1. Scans for expired OAuth access tokens, refresh tokens, and authorization codes
2. Deletes expired entries to prevent unbounded database growth

> **📝 Note:** This task is relevant only when the [MCP Server](/simba-intelligence/docs/guides/admin-guides/MCP-Server-Guide) is deployed, as OAuth tokens are used exclusively for MCP client authentication.

***

## Monitoring Scheduled Tasks

### Verifying Beat is Running

```bash theme={null}
# Check the Celery beat pod status
kubectl get pods -n simba-intelligence | grep beat

# View beat scheduler logs to confirm task triggers
kubectl logs <beat-pod-name> -n simba-intelligence
```

The beat pod logs will show entries like:

```
Scheduler: Sending due task run-generate-suggestions (generate_suggestions_scheduled_task)
```

### Verifying Worker Execution

```bash theme={null}
# Check worker pod status
kubectl get pods -n simba-intelligence | grep worker

# View worker logs for task execution
kubectl logs <worker-pod-name> -n simba-intelligence
```

***

## Troubleshooting

### Tasks Not Running

* **Beat pod not healthy** — Verify the beat StatefulSet has a running pod and its persistent volume is attached.
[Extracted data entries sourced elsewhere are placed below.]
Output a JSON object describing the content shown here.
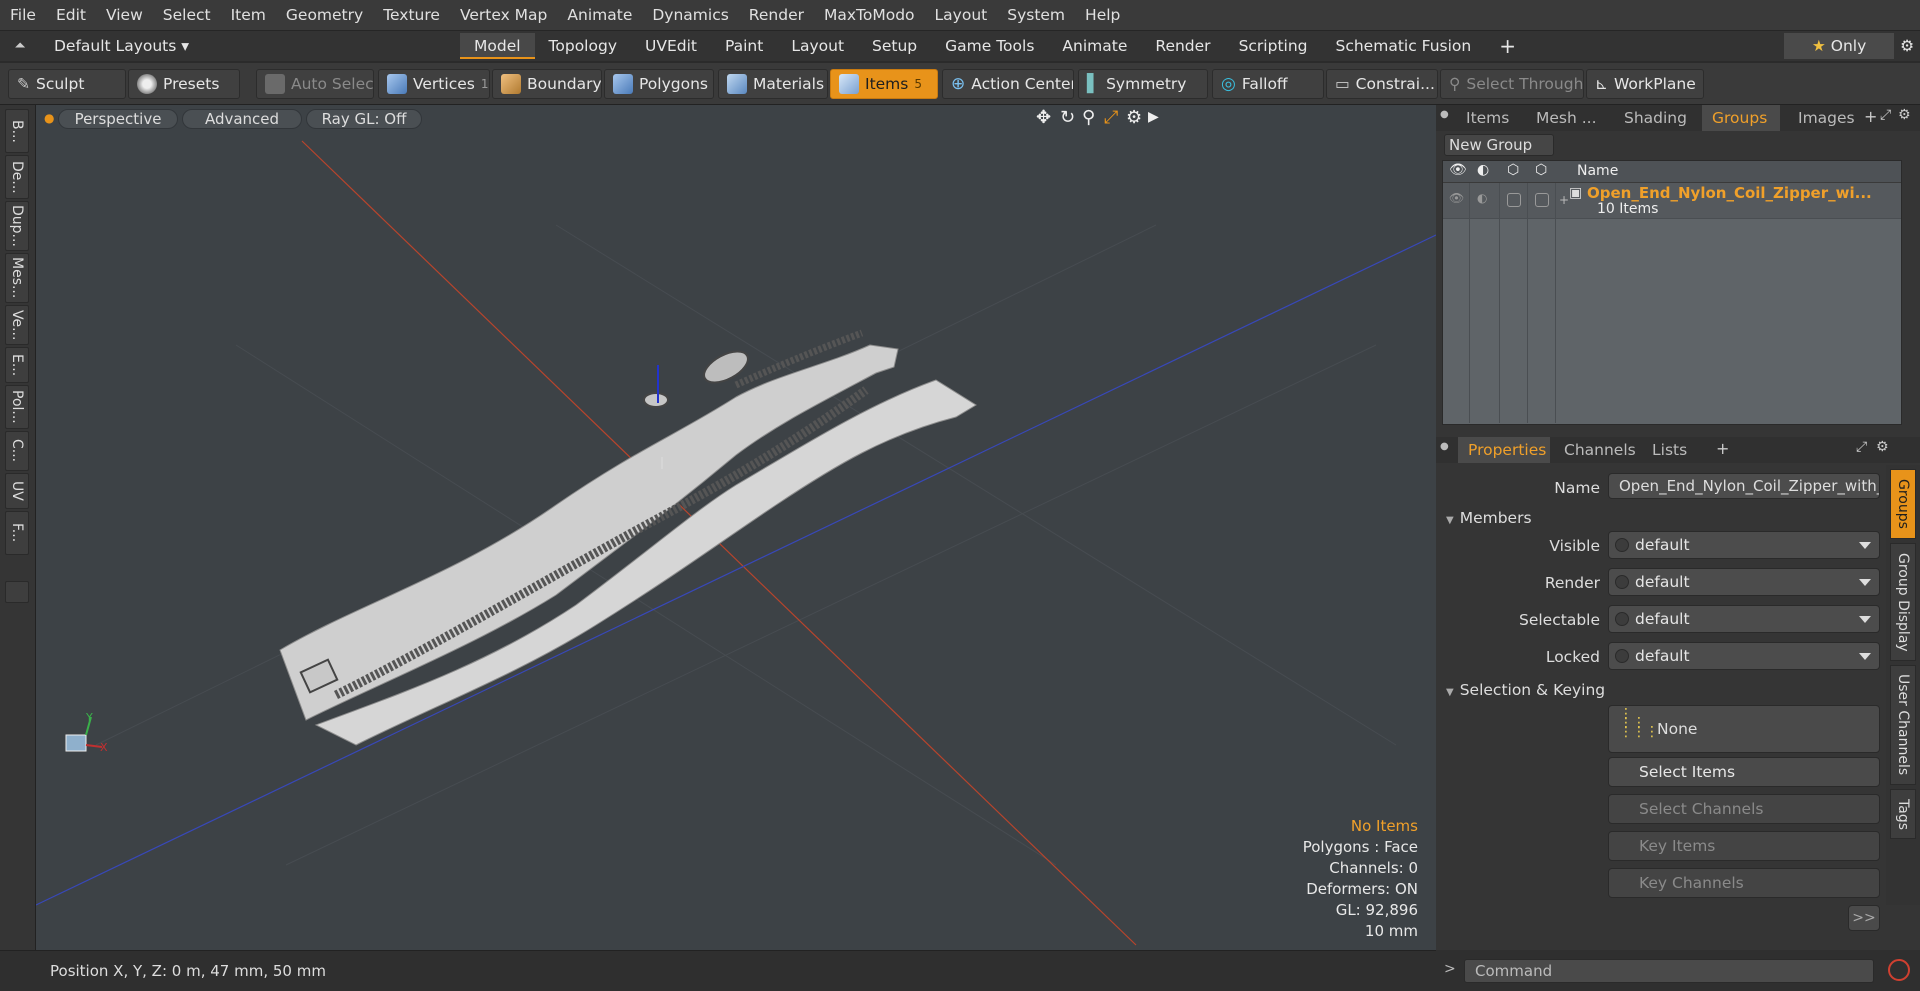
{
  "menu": [
    "File",
    "Edit",
    "View",
    "Select",
    "Item",
    "Geometry",
    "Texture",
    "Vertex Map",
    "Animate",
    "Dynamics",
    "Render",
    "MaxToModo",
    "Layout",
    "System",
    "Help"
  ],
  "layout_bar": {
    "preset": "Default Layouts",
    "tabs": [
      "Model",
      "Topology",
      "UVEdit",
      "Paint",
      "Layout",
      "Setup",
      "Game Tools",
      "Animate",
      "Render",
      "Scripting",
      "Schematic Fusion"
    ],
    "active_tab": "Model",
    "only_label": "Only"
  },
  "toolbar": {
    "sculpt": "Sculpt",
    "presets": "Presets",
    "auto_select": "Auto Select",
    "vertices": "Vertices",
    "vertices_count": "1",
    "boundary": "Boundary",
    "polygons": "Polygons",
    "materials": "Materials",
    "items": "Items",
    "items_count": "5",
    "action_center": "Action Center",
    "symmetry": "Symmetry",
    "falloff": "Falloff",
    "constraints": "Constrai...",
    "select_through": "Select Through",
    "workplane": "WorkPlane"
  },
  "left_tabs": [
    "B...",
    "De...",
    "Dup...",
    "Mes...",
    "Ve...",
    "E...",
    "Pol...",
    "C...",
    "UV",
    "F..."
  ],
  "viewport": {
    "perspective": "Perspective",
    "advanced": "Advanced",
    "raygl": "Ray GL: Off",
    "hud": {
      "items": "No Items",
      "polygons": "Polygons : Face",
      "channels": "Channels: 0",
      "deformers": "Deformers: ON",
      "gl": "GL: 92,896",
      "unit": "10 mm"
    },
    "axis": {
      "y": "Y",
      "x": "X"
    }
  },
  "status": {
    "position": "Position X, Y, Z:  0 m, 47 mm, 50 mm",
    "command_placeholder": "Command"
  },
  "groups_panel": {
    "tabs": [
      "Items",
      "Mesh ...",
      "Shading",
      "Groups",
      "Images"
    ],
    "active_tab": "Groups",
    "new_group": "New Group",
    "name_header": "Name",
    "group_name": "Open_End_Nylon_Coil_Zipper_wi...",
    "group_count": "10 Items"
  },
  "properties_panel": {
    "tabs": [
      "Properties",
      "Channels",
      "Lists"
    ],
    "active_tab": "Properties",
    "name_label": "Name",
    "name_value": "Open_End_Nylon_Coil_Zipper_with_Sl",
    "members_section": "Members",
    "visible_label": "Visible",
    "visible_value": "default",
    "render_label": "Render",
    "render_value": "default",
    "selectable_label": "Selectable",
    "selectable_value": "default",
    "locked_label": "Locked",
    "locked_value": "default",
    "keying_section": "Selection & Keying",
    "none_label": "None",
    "select_items": "Select Items",
    "select_channels": "Select Channels",
    "key_items": "Key Items",
    "key_channels": "Key Channels",
    "more": ">>"
  },
  "side_tabs": [
    "Groups",
    "Group Display",
    "User Channels",
    "Tags"
  ],
  "colors": {
    "accent": "#e8931a",
    "viewport_bg": "#3d4246",
    "panel_bg": "#353535"
  }
}
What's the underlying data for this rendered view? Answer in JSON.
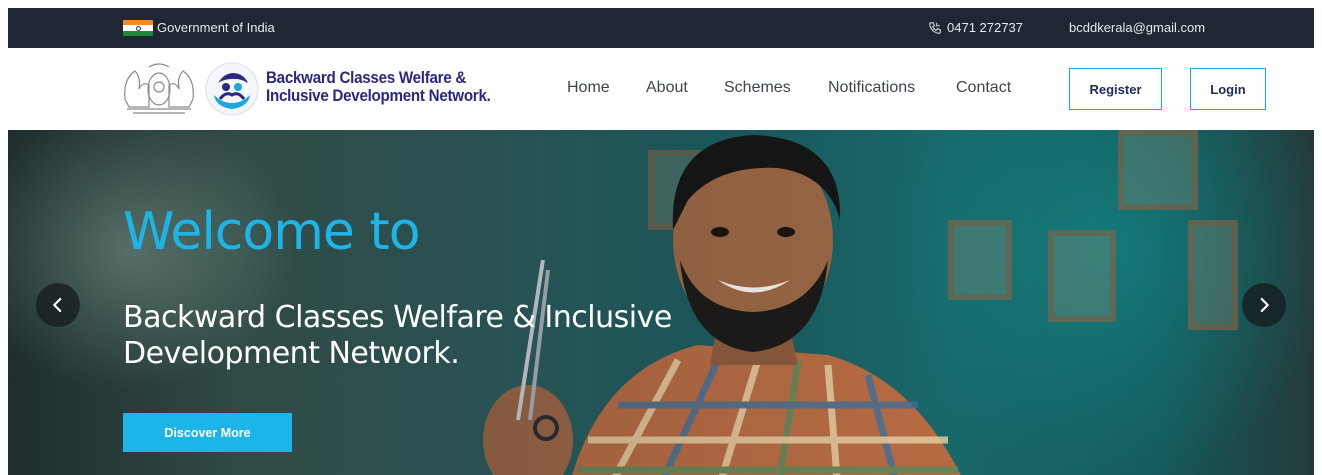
{
  "topbar": {
    "government_label": "Government of India",
    "phone": "0471 272737",
    "email": "bcddkerala@gmail.com"
  },
  "header": {
    "brand_line1": "Backward Classes Welfare &",
    "brand_line2": "Inclusive Development Network.",
    "nav": {
      "home": "Home",
      "about": "About",
      "schemes": "Schemes",
      "notifications": "Notifications",
      "contact": "Contact"
    },
    "register_label": "Register",
    "login_label": "Login"
  },
  "hero": {
    "welcome": "Welcome to",
    "subtitle": "Backward Classes Welfare & Inclusive Development Network.",
    "cta_label": "Discover More"
  },
  "colors": {
    "topbar_bg": "#1f2734",
    "brand": "#2a2882",
    "accent": "#1db4e8",
    "nav_text": "#3f4650"
  },
  "icons": {
    "flag": "india-flag-icon",
    "phone": "phone-icon",
    "prev": "chevron-left-icon",
    "next": "chevron-right-icon"
  }
}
The schedule state is stored on disk.
* **Workers not processing** — Check that at least one worker pod is running and connected to Redis. Workers use Redis as the message broker.
* **Redis connectivity** — Confirm `REDIS_URL` is correct and Redis is accessible from both beat and worker pods.

### Task Failures

* **Suggestion generation fails** — Usually caused by Composer connectivity issues or missing LLM configuration. Check worker logs for error details.
* **OAuth cleanup fails** — Typically a database connectivity issue. Verify `MAIN_DB_URL` is correct and PostgreSQL is accessible.

> **📝 Note:** All scheduled tasks are idempotent — if a task fails, it will be retried on the next scheduled run without causing data inconsistency.